4.0. Recent Theories and studies on Music in Games.

After examining the historical progression and theories surrounding the relationship between music and games, it is natural to explore recent advancements and contemporary perspectives in this field. Investigating current research and emerging trends will provide insight into the dynamic interplay between music and games in the present era.

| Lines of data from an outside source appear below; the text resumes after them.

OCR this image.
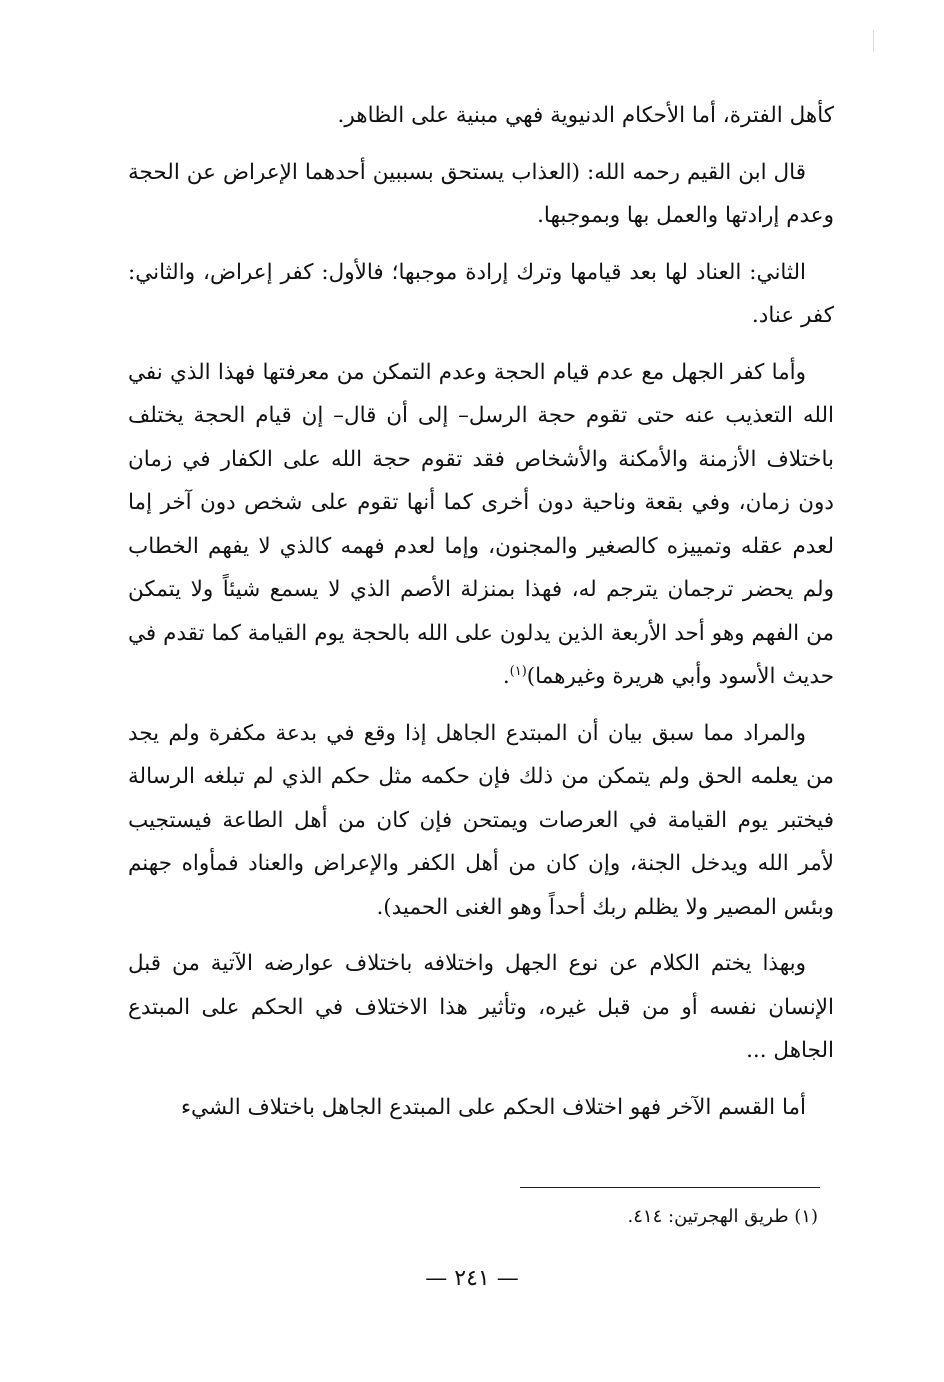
كأهل الفترة، أما الأحكام الدنيوية فهي مبنية على الظاهر.

قال ابن القيم رحمه الله: (العذاب يستحق بسببين أحدهما الإعراض عن الحجة وعدم إرادتها والعمل بها وبموجبها.

الثاني: العناد لها بعد قيامها وترك إرادة موجبها؛ فالأول: كفر إعراض، والثاني: كفر عناد.

وأما كفر الجهل مع عدم قيام الحجة وعدم التمكن من معرفتها فهذا الذي نفي الله التعذيب عنه حتى تقوم حجة الرسل– إلى أن قال– إن قيام الحجة يختلف باختلاف الأزمنة والأمكنة والأشخاص فقد تقوم حجة الله على الكفار في زمان دون زمان، وفي بقعة وناحية دون أخرى كما أنها تقوم على شخص دون آخر إما لعدم عقله وتمييزه كالصغير والمجنون، وإما لعدم فهمه كالذي لا يفهم الخطاب ولم يحضر ترجمان يترجم له، فهذا بمنزلة الأصم الذي لا يسمع شيئاً ولا يتمكن من الفهم وهو أحد الأربعة الذين يدلون على الله بالحجة يوم القيامة كما تقدم في حديث الأسود وأبي هريرة وغيرهما)$^{(١)}$.

والمراد مما سبق بيان أن المبتدع الجاهل إذا وقع في بدعة مكفرة ولم يجد من يعلمه الحق ولم يتمكن من ذلك فإن حكمه مثل حكم الذي لم تبلغه الرسالة فيختبر يوم القيامة في العرصات ويمتحن فإن كان من أهل الطاعة فيستجيب لأمر الله ويدخل الجنة، وإن كان من أهل الكفر والإعراض والعناد فمأواه جهنم وبئس المصير ولا يظلم ربك أحداً وهو الغنى الحميد).

وبهذا يختم الكلام عن نوع الجهل واختلافه باختلاف عوارضه الآتية من قبل الإنسان نفسه أو من قبل غيره، وتأثير هذا الاختلاف في الحكم على المبتدع الجاهل ...

أما القسم الآخر فهو اختلاف الحكم على المبتدع الجاهل باختلاف الشيء

(١) طريق الهجرتين: ٤١٤.
— ٢٤١ —
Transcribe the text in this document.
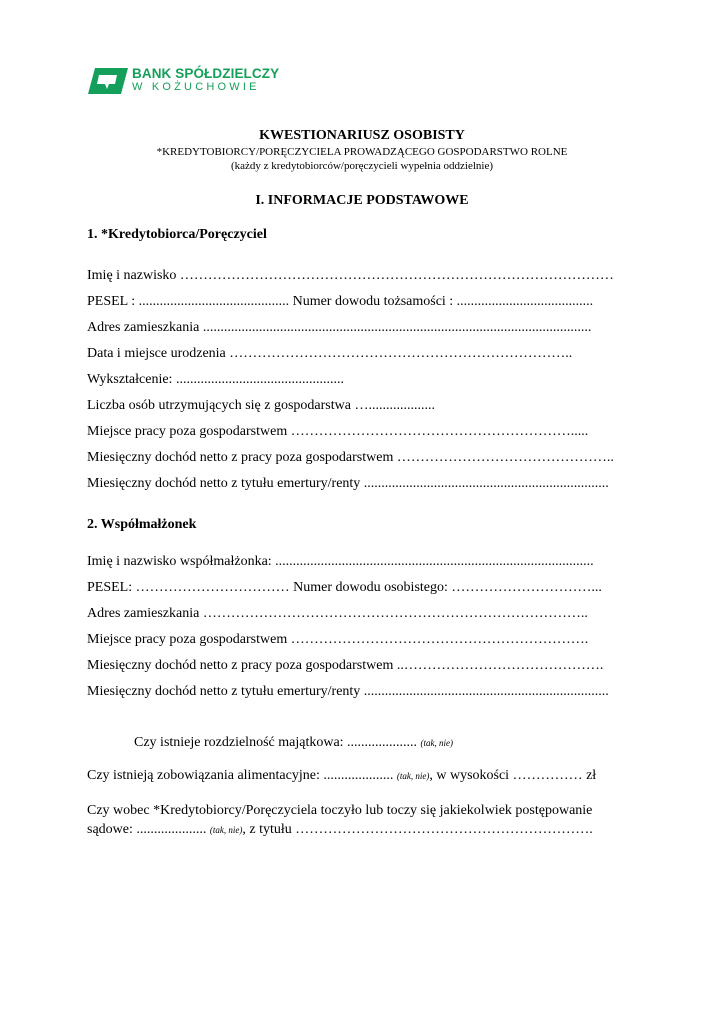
BANK SPÓŁDZIELCZY
W KOŻUCHOWIE
KWESTIONARIUSZ OSOBISTY
*KREDYTOBIORCY/PORĘCZYCIELA PROWADZĄCEGO GOSPODARSTWO ROLNE
(każdy z kredytobiorców/poręczycieli wypełnia oddzielnie)
I. INFORMACJE PODSTAWOWE
1. *Kredytobiorca/Poręczyciel
Imię i nazwisko …………………………………………………………………………………
PESEL : ........................................... Numer dowodu tożsamości : .......................................
Adres zamieszkania ...............................................................................................................
Data i miejsce urodzenia ………………………………………………………………..
Wykształcenie: ................................................
Liczba osób utrzymujących się z gospodarstwa …...................
Miejsce pracy poza gospodarstwem …………………………………………………….....
Miesięczny dochód netto z pracy poza gospodarstwem ………………………………………..
Miesięczny dochód netto z tytułu emertury/renty ......................................................................
2. Współmałżonek
Imię i nazwisko współmałżonka: ...........................................................................................
PESEL: …………………………… Numer dowodu osobistego: …………………………...
Adres zamieszkania ………………………………………………………………………..
Miejsce pracy poza gospodarstwem ……………………………………………………….
Miesięczny dochód netto z pracy poza gospodarstwem ..…………………………………….
Miesięczny dochód netto z tytułu emertury/renty ......................................................................
Czy istnieje rozdzielność majątkowa: .................... (tak, nie)
Czy istnieją zobowiązania alimentacyjne: .................... (tak, nie), w wysokości …………… zł
Czy wobec *Kredytobiorcy/Poręczyciela toczyło lub toczy się jakiekolwiek postępowanie
sądowe: .................... (tak, nie), z tytułu ……………………………………………………….
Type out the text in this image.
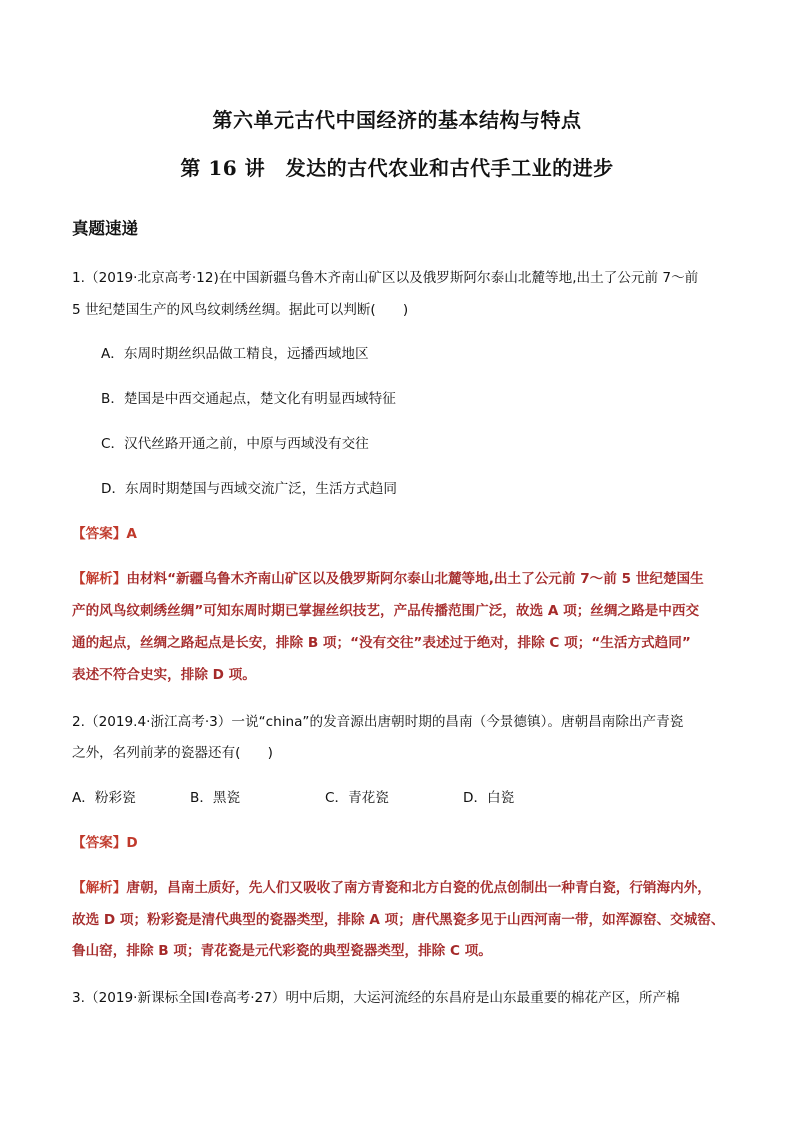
第六单元古代中国经济的基本结构与特点
第 16 讲　发达的古代农业和古代手工业的进步
真题速递
1.（2019·北京高考·12)在中国新疆乌鲁木齐南山矿区以及俄罗斯阿尔泰山北麓等地,出土了公元前 7～前
5 世纪楚国生产的风鸟纹刺绣丝绸。据此可以判断(　　)
A．东周时期丝织品做工精良，远播西域地区
B．楚国是中西交通起点，楚文化有明显西域特征
C．汉代丝路开通之前，中原与西域没有交往
D．东周时期楚国与西域交流广泛，生活方式趋同
【答案】A
【解析】由材料“新疆乌鲁木齐南山矿区以及俄罗斯阿尔泰山北麓等地,出土了公元前 7～前 5 世纪楚国生
产的风鸟纹刺绣丝绸”可知东周时期已掌握丝织技艺，产品传播范围广泛，故选 A 项；丝绸之路是中西交
通的起点，丝绸之路起点是长安，排除 B 项；“没有交往”表述过于绝对，排除 C 项；“生活方式趋同”
表述不符合史实，排除 D 项。
2.（2019.4·浙江高考·3）一说“china”的发音源出唐朝时期的昌南（今景德镇）。唐朝昌南除出产青瓷
之外，名列前茅的瓷器还有(　　)
A．粉彩瓷	B．黑瓷	C．青花瓷	D．白瓷
【答案】D
【解析】唐朝，昌南土质好，先人们又吸收了南方青瓷和北方白瓷的优点创制出一种青白瓷，行销海内外，
故选 D 项；粉彩瓷是清代典型的瓷器类型，排除 A 项；唐代黑瓷多见于山西河南一带，如浑源窑、交城窑、
鲁山窑，排除 B 项；青花瓷是元代彩瓷的典型瓷器类型，排除 C 项。
3.（2019·新课标全国Ⅰ卷高考·27）明中后期，大运河流经的东昌府是山东最重要的棉花产区，所产棉
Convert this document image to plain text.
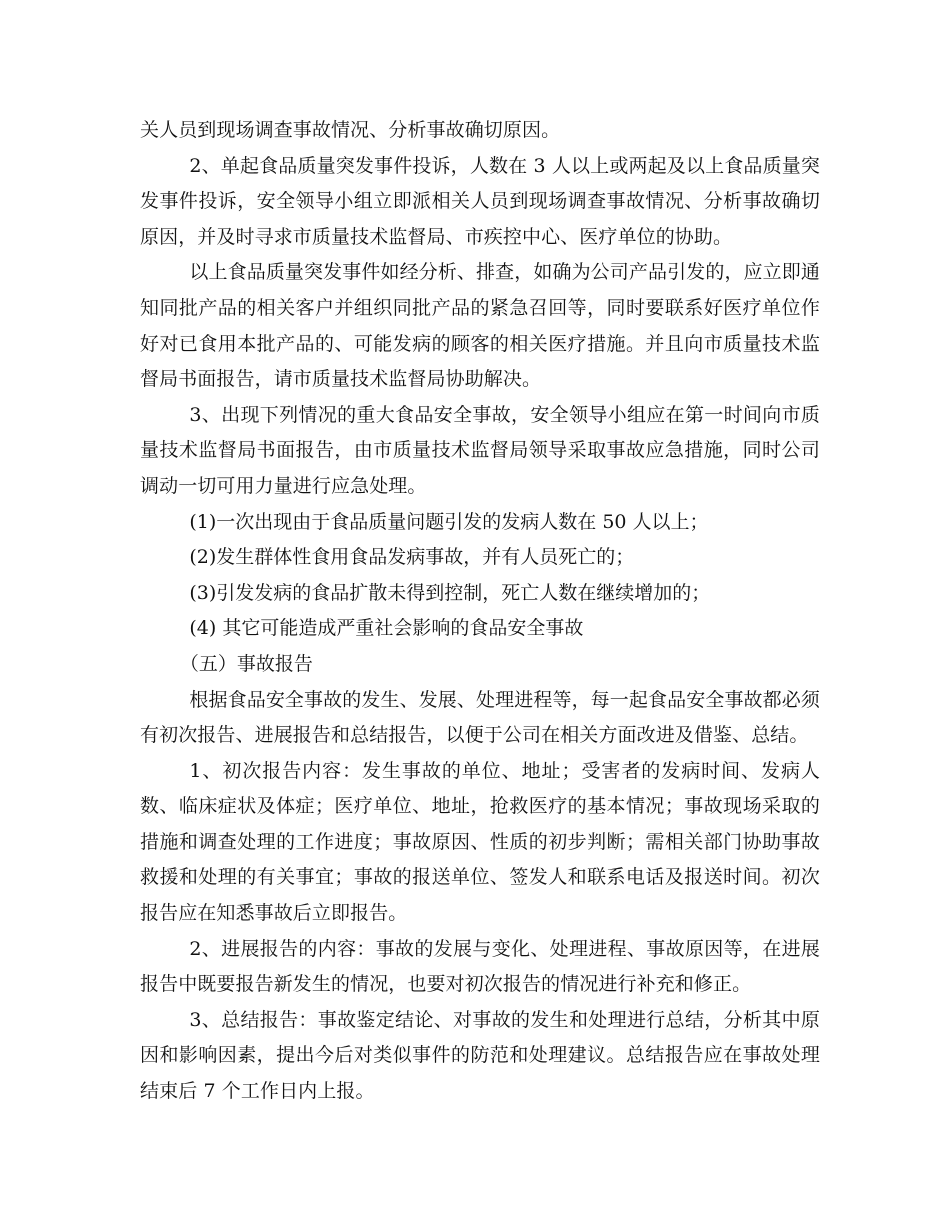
关人员到现场调查事故情况、分析事故确切原因。

2、单起食品质量突发事件投诉，人数在 3 人以上或两起及以上食品质量突发事件投诉，安全领导小组立即派相关人员到现场调查事故情况、分析事故确切原因，并及时寻求市质量技术监督局、市疾控中心、医疗单位的协助。

以上食品质量突发事件如经分析、排查，如确为公司产品引发的，应立即通知同批产品的相关客户并组织同批产品的紧急召回等，同时要联系好医疗单位作好对已食用本批产品的、可能发病的顾客的相关医疗措施。并且向市质量技术监督局书面报告，请市质量技术监督局协助解决。

3、出现下列情况的重大食品安全事故，安全领导小组应在第一时间向市质量技术监督局书面报告，由市质量技术监督局领导采取事故应急措施，同时公司调动一切可用力量进行应急处理。

(1)一次出现由于食品质量问题引发的发病人数在 50 人以上；

(2)发生群体性食用食品发病事故，并有人员死亡的；

(3)引发发病的食品扩散未得到控制，死亡人数在继续增加的；

(4) 其它可能造成严重社会影响的食品安全事故

（五）事故报告

根据食品安全事故的发生、发展、处理进程等，每一起食品安全事故都必须有初次报告、进展报告和总结报告，以便于公司在相关方面改进及借鉴、总结。

1、初次报告内容：发生事故的单位、地址；受害者的发病时间、发病人数、临床症状及体症；医疗单位、地址，抢救医疗的基本情况；事故现场采取的措施和调查处理的工作进度；事故原因、性质的初步判断；需相关部门协助事故救援和处理的有关事宜；事故的报送单位、签发人和联系电话及报送时间。初次报告应在知悉事故后立即报告。

2、进展报告的内容：事故的发展与变化、处理进程、事故原因等，在进展报告中既要报告新发生的情况，也要对初次报告的情况进行补充和修正。

3、总结报告：事故鉴定结论、对事故的发生和处理进行总结，分析其中原因和影响因素，提出今后对类似事件的防范和处理建议。总结报告应在事故处理结束后 7 个工作日内上报。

It is worth recalling, as mentioned before, that the history of games as a discipline recognized within the artistic realm is relatively recent. The steps leading to the general consideration of "ludology" as an academic field of study date sporadically from the 1970s and 1980s, gaining more regularity from the 1990s onwards, closely corresponding with the development and widespread adoption of video games, a culturally and economically significant phenomenon. Before then, game studies were confined to the realm of anthropology, as evidenced by Huizinga's famous text. A sort of timeline can be identified for the incorporation of games into academic and cultural spheres:

  • 1982: first appearance of the term "ludology" in academic circles, in Does Being Human Matter - On Some Interpretive Problems of Comparative Ludology by Mihaly Csikszentmihalyi;1

  • 1983: video game magazine Video Games Player states that video games "are as much an art form as any other field of entertainment”;2

  • 1989: Hot Circuits: A Video Arcade exhibition by the Museum of the Moving Image in New York marks the beginning of considering video games as visual art;3

  • 1990: Board Games in the Ancient World colloquium at the British Museum organized by English philologist Irving Finkel (still ongoing, celebrated 25th edition in 2023);4

  • 1998: first publication of Board Game Studies, one of the earliest academic journals;5

  • 1999: Gonzalo Frasca stands for the use of the term “ludology" in academic papers;6

  • 2001: publication of Game Studies academic journal;7

  • 2003: First mention in a formal conference in Arcade Classics Span Art? Current Trends in the Art Game Genre by Tiffany Holmes at Melbourne DAC Conference, stating that video games are part of digital art culture;

  • 2003: foundation of DiGRA (Digital Games Research Association);8

  • 2006: French Minister of Culture definition of video games as “cultural goods” and “a form of artistic expression", providing the genre with a tax subsidy. The article who mention it in USA also compared video games to film industry.;

  • 2011: United States National Endowment for the Arts expanded the allowable projects to include "interactive games” in accepting grants for art projects for 2012;

  • 2012: The Art of Video Games, exhibition at The Smithsonian American Art Museum, Washington D.C.9

The impact of considering games as a culturally valid form of artistic expression with the development of new digital technologies is not a random phenomenon, but rather, co-causal, mutually influential. The widespread popularity of video games owes much to the development of technologies that have enabled their functioning, and these technologies, in turn, have experienced a strong boost in production driven by the insistent demand for new games from the emerging gamer subculture.